La recherche qu’on se propose de présenter a trois objectifs :

(1) Pour constituer les bases de données indispensables à une description du lexique, faire un inventaire des formes que peuvent prendre en français, quand elles sont réciproquement construites, les trois catégories de noms que sont les ethniques (les « noms de peuples »), les toponymes (noms de pays et noms de villes) et les gentilés (les « noms d’habitants »).

(2) Pour faire avancer la réflexion sur les modèles morphologiques, décrire les réseaux que constituent ces différents termes quand ils appartiennent à une même famille dérivationnelle. Il apparaît de plus en plus, en effet, qu’on ne peut pas rendre compte de la construction des lexèmes en la réduisant à une relation binaire et unidirectionnelle entre une base et un dérivé, formalisée dans une Règle de Construction des Lexèmes. Cette approche bute sur un certain nombre de difficultés : comment russe peut-il être l’adjectif de relation renvoyant à Russie (dans la plaine russe, par exemple) ? dans le couple Argentine / Argentin, quelle est la base, quel est le dérivé ? Replacer les différents termes dans les réseaux dérivationnels permet d’expliquer nombre de phénomènes : effets systématiques de recyclage des mêmes formes, configurations atypiques, etc.

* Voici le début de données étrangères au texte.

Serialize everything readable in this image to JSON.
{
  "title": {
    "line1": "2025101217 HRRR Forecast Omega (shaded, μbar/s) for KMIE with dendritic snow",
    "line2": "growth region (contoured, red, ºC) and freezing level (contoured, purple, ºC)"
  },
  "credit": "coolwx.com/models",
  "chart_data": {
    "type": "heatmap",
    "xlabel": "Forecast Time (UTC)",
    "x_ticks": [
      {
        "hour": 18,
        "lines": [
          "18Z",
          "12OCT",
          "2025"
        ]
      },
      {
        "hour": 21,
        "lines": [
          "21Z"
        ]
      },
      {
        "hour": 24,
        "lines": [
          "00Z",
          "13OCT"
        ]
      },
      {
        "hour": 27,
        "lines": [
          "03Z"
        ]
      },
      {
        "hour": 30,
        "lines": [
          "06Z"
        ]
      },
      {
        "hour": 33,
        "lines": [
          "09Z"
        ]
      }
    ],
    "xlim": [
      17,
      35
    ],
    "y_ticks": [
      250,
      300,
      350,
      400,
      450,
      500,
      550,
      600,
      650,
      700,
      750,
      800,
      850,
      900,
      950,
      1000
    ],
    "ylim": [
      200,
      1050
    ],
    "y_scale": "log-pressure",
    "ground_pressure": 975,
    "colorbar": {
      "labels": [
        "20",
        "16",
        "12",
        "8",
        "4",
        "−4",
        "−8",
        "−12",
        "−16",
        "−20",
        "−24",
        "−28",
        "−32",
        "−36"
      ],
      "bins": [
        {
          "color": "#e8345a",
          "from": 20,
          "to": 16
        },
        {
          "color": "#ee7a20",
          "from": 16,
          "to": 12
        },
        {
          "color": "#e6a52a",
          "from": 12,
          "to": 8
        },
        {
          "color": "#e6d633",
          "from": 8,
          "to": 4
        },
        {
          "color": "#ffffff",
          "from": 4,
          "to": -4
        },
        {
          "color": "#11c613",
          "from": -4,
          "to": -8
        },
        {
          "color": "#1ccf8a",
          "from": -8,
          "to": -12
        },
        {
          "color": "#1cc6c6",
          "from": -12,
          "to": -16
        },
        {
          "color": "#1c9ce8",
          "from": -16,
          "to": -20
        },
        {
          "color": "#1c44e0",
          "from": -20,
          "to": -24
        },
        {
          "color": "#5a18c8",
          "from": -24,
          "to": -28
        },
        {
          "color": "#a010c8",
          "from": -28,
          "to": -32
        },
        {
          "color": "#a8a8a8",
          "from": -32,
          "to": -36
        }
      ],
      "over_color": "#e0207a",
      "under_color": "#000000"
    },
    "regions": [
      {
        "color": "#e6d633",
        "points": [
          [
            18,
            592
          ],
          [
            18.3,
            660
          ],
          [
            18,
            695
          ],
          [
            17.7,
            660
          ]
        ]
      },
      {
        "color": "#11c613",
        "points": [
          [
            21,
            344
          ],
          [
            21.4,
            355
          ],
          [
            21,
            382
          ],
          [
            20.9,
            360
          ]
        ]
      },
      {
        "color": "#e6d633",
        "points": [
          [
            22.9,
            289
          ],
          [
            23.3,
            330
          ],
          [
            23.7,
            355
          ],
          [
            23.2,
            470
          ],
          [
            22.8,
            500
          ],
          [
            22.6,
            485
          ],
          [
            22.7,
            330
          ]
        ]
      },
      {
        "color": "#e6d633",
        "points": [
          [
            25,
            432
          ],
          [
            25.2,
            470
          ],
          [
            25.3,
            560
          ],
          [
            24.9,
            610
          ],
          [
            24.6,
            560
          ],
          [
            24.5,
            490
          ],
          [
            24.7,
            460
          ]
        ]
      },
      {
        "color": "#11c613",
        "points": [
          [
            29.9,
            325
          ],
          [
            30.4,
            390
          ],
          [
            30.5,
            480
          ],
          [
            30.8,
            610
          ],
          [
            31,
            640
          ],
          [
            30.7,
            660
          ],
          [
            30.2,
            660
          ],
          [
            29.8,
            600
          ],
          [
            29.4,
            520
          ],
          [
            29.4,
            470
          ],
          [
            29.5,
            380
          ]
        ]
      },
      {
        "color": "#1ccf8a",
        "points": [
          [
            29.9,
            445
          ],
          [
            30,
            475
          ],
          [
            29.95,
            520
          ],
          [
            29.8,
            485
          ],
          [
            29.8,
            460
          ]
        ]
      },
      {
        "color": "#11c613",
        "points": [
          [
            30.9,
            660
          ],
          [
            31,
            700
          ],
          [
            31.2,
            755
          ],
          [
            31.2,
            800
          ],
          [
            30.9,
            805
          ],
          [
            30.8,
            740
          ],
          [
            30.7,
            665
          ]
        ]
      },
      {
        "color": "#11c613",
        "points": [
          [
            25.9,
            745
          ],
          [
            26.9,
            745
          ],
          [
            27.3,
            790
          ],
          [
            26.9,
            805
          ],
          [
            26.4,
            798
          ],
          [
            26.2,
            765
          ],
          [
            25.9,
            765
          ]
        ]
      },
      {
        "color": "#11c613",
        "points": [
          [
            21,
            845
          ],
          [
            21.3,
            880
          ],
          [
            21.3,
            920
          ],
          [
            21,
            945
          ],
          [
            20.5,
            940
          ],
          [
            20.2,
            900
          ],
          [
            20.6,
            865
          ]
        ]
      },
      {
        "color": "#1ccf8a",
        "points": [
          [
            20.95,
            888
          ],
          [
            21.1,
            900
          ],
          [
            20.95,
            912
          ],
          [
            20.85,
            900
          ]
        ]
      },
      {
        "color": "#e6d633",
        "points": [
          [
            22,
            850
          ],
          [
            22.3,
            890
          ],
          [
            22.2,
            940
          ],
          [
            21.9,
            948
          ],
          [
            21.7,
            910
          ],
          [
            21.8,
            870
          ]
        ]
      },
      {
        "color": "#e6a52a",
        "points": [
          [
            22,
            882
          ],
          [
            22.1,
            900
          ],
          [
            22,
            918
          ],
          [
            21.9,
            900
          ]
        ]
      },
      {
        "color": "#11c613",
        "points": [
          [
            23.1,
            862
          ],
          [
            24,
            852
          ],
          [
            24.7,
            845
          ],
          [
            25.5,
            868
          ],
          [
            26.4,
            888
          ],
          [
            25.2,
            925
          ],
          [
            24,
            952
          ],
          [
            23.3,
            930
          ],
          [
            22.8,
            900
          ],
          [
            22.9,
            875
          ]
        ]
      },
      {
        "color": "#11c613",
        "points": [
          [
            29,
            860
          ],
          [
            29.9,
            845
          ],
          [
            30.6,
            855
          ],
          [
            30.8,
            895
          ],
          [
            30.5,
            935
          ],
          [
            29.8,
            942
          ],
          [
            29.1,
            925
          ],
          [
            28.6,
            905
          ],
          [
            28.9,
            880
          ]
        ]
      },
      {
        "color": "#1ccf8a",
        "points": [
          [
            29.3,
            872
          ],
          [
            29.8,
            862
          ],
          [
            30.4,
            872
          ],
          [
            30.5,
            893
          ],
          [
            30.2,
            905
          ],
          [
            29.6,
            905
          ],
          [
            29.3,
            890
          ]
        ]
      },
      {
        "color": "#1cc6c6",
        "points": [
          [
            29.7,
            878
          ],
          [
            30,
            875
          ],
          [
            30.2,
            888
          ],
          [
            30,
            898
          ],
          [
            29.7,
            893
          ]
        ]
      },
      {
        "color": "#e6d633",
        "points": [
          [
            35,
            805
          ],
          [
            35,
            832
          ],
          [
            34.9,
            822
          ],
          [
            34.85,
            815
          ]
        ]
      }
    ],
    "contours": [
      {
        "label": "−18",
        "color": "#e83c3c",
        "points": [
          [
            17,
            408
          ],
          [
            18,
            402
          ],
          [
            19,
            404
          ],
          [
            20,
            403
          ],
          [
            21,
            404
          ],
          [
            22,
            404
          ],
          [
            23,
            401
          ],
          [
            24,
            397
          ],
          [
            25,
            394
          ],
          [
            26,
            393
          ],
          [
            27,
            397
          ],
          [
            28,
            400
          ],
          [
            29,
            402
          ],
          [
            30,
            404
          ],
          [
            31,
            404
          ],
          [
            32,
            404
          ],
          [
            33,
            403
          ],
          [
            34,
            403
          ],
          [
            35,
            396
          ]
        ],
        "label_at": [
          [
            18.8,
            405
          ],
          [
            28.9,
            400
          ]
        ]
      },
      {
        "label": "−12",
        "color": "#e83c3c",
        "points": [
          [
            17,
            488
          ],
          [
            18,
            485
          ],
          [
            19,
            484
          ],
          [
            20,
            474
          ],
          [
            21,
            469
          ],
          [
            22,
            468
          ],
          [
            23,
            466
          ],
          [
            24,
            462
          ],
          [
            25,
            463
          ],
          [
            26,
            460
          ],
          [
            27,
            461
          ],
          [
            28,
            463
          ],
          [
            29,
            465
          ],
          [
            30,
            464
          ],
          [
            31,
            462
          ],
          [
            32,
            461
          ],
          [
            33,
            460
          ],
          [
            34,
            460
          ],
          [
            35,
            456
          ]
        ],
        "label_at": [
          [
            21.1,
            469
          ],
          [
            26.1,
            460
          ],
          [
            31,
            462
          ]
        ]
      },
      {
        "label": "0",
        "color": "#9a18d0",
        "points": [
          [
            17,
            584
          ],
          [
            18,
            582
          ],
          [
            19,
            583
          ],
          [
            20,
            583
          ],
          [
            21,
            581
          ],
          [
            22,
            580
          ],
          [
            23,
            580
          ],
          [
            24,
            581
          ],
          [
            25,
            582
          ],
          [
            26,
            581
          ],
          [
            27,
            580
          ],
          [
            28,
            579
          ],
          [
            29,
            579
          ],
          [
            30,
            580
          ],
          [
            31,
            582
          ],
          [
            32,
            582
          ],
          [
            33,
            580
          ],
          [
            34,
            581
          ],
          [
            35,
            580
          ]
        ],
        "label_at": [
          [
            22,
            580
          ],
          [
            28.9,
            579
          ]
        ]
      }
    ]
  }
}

(3) Pour explorer la dimension sémantique et les enjeux socio-politiques de ce secteur du lexique, mettre en évidence les lacunes parmi les termes qui devraient occuper les cases du réseau. On constate, en comparant les différents cas de figure et en observant des énoncés (« On est marocains de nationalité française », par exemple), que ces cases correspondent à des besoins de nomination différents. Or souvent un terme manque, et un ethnique est repris comme gentilé (Turc ‘de Turquie’) ou bien un gentilé comme ethnique (Français pour ‘Français de souche’). Avec des conséquences qui débordent évidemment le cadre de la linguistique. Mais, à condition de revisiter les définitions admises (« noms de peuples » et « noms d’habitants » sont trop réducteurs) et de soumettre à la même critique celui de « communauté », qu’on leur ajoute ou qu’on leur substitue, la morphologie peut apporter un utile éclairage à ces questions éminemment sensibles. On s’autorisera à ce sujet une excursion dans l’anglo-américain, pour les expressions révélatrices Italian American, Chinese American, etc. Et une autre dans les noms de langues et les noms de religions, qui s’introduisent dans le système pour ne pas le simplifier.

            Dans la première heure du séminaire, on se limitera aux ethniques et aux gentilés associés aux noms de pays, comme dans les exemples ci-dessus. Dans la deuxième, on élargira la question aux noms de villes, qui compliquent la mécanique dérivationnelle quand un gentilé est utilisé comme nom de pays (Beaujolais, Cambrésis), quand le nom de pays est construit sur celui d’une ville (Algérie) ou l’inverse (Brasilia), quand un même gentilé sert pour les deux (Poitevin habitant de Poitiers ou du Poitou), etc.